At the last of four budget work sessions Tuesday, Iroquois School Superintendent Douglas Scofield explained why even a fairly moderate tax levy, like the 2.24 percent increase he’s proposing for 2013-14, is not guaranteed to be approved by voters in May. The outcome could hinge on turnout.
To an audience of less than a dozen people, some of them district employees, the superintendent said only 45 percent of registered parents voted last year, which was more than double the year before. Of staff members who live in the district, only 57 percent voted, a 10 percent increase from the prior year.
“My goal is 3,500 voters this year. The more people that vote, the greater it is for everyone,” Scoffield said.
In a district where a budget failed by a hundred votes just two years ago, it’s not surprising that voter demographics are part of the budget presentation. Turnout in the district has typically been lackluster.

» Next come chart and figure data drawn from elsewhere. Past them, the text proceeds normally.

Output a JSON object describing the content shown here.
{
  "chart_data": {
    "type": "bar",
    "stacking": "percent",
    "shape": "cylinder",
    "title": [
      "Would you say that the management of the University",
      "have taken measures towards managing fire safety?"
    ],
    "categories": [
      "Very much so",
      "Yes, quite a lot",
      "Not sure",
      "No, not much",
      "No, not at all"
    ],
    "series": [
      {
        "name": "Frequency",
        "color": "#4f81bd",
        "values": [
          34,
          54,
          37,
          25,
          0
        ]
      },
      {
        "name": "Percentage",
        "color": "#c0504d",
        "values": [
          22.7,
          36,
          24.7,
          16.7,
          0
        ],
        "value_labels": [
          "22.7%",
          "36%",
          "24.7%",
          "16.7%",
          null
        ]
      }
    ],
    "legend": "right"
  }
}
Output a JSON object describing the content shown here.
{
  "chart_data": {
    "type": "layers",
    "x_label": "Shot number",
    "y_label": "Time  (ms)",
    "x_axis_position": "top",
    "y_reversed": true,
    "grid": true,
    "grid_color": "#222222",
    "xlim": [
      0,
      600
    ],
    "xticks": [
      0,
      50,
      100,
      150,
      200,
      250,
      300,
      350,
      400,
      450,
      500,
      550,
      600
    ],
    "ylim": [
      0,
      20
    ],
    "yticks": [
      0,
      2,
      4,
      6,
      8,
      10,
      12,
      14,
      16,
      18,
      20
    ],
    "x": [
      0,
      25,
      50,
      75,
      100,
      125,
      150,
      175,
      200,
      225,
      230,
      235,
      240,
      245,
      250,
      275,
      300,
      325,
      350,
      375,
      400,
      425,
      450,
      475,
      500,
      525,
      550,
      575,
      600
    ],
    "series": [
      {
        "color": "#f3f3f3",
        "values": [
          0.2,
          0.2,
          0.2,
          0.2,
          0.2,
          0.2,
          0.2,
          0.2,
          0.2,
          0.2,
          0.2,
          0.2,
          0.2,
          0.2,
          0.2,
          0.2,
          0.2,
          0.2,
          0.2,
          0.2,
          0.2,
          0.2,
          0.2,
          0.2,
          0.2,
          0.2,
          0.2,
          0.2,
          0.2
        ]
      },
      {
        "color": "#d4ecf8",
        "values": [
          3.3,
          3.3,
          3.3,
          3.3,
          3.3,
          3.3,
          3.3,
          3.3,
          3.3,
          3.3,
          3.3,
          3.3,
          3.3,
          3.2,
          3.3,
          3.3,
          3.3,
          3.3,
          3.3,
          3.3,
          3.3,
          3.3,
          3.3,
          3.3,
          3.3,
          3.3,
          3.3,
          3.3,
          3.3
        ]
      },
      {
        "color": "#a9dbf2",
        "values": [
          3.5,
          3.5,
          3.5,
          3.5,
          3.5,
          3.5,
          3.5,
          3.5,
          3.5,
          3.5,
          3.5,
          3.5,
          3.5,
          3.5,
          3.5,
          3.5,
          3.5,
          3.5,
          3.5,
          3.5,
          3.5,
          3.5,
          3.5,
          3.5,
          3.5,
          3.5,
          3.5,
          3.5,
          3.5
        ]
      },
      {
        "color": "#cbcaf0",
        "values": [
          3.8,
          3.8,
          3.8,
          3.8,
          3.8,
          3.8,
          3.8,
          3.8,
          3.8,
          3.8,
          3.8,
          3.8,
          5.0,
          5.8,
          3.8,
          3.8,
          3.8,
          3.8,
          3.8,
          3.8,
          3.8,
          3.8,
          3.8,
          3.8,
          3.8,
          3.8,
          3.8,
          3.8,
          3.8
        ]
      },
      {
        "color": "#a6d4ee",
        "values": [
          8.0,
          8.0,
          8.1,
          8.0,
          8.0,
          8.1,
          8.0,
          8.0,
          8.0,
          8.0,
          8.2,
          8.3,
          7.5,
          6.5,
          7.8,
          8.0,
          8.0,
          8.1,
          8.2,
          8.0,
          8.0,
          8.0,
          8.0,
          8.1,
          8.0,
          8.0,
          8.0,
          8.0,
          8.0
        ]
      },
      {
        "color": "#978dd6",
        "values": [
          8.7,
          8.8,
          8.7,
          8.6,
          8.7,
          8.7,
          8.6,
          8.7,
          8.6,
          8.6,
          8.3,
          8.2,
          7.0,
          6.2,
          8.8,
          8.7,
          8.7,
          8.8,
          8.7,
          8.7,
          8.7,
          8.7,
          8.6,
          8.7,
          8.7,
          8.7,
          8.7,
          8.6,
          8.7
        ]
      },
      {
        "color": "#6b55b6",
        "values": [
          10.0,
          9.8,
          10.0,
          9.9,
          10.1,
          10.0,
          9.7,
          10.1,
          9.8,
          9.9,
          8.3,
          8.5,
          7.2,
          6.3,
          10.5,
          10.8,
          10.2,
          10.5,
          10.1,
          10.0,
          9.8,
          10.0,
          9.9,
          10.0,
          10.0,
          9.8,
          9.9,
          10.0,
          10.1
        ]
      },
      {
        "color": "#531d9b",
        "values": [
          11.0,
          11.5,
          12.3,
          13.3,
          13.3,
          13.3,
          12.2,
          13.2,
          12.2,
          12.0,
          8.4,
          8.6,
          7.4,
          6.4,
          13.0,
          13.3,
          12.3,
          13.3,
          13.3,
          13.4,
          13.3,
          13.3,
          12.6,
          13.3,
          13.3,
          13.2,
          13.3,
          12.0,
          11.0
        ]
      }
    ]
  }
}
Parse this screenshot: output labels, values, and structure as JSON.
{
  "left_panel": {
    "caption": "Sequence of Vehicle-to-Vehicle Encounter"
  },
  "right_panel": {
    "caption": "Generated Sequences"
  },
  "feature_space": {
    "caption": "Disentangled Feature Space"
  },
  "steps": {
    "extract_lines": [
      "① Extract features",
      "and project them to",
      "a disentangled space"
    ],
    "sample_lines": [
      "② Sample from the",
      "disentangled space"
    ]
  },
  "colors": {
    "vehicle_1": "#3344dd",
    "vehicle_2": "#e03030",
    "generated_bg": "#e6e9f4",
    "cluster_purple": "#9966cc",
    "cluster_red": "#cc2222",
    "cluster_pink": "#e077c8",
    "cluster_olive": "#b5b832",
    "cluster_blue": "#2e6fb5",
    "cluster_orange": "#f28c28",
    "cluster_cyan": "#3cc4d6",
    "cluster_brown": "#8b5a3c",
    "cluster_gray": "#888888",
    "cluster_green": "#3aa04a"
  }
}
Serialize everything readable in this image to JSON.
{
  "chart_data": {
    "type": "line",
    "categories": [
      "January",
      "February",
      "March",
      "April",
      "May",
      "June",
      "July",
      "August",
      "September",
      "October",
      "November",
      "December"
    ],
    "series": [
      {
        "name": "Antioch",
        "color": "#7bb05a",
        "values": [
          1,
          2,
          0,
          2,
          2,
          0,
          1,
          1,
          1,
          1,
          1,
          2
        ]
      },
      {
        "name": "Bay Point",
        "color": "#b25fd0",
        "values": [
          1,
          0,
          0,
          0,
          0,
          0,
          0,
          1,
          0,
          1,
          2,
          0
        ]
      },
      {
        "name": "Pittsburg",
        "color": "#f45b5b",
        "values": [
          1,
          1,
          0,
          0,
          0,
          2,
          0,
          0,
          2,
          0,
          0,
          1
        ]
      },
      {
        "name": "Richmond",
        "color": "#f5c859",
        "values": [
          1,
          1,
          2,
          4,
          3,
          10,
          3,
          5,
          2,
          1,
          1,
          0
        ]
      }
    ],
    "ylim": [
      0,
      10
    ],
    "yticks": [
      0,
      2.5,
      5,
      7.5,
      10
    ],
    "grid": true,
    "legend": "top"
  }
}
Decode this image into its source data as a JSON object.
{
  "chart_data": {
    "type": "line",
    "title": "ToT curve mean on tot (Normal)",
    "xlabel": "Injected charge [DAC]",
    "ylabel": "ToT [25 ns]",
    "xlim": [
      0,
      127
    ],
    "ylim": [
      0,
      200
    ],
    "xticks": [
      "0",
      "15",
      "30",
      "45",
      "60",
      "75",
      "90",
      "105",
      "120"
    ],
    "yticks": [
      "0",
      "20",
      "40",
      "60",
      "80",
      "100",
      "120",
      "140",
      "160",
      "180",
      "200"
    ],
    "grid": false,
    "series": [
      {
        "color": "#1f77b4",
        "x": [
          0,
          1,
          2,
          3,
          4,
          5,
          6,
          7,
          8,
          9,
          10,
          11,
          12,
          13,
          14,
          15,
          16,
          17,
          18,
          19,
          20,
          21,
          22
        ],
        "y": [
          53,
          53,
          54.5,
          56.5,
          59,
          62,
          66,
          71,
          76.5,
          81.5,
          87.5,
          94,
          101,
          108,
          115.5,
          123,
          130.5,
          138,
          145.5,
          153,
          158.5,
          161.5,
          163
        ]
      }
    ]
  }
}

In 2010 and 2011, only about 13 percent – or 1,700 of 13,000 registered voters – came out to vote on the school budget. In 2012, when a grass-roots campaign urged resident to come out and vote, that number jumped to 3,000, or 21 percent.
About 2,000 eligible residents are not registered.
“The budget passed by over 1,000 votes last year,” the superintendent said, “but it wasn’t just parents voting in favor of it. That shows that a number of people without kids recognized the value-added effect of education in the community.”
Also, board members debated what should be cut if the budget is defeated and a contingency budget has to be adopted. Scofield proposed increased class sizes, cuts in athletics and clubs and using $97,923 in additional reserve funds.
School Board President David Lowrey said that because the district is already using $815,579 in reserves to keep taxes low next year, the district has to draw the line.
“If parents don’t come out and support the budget, then we should cut programs. Don’t use more reserves,” Lowrey said.
Business Administrator Joanne George echoed those sentiments. “Fund balance is a one-shot revenue. You have to have a very thought-out plan using them or you wind up in trouble,” she said.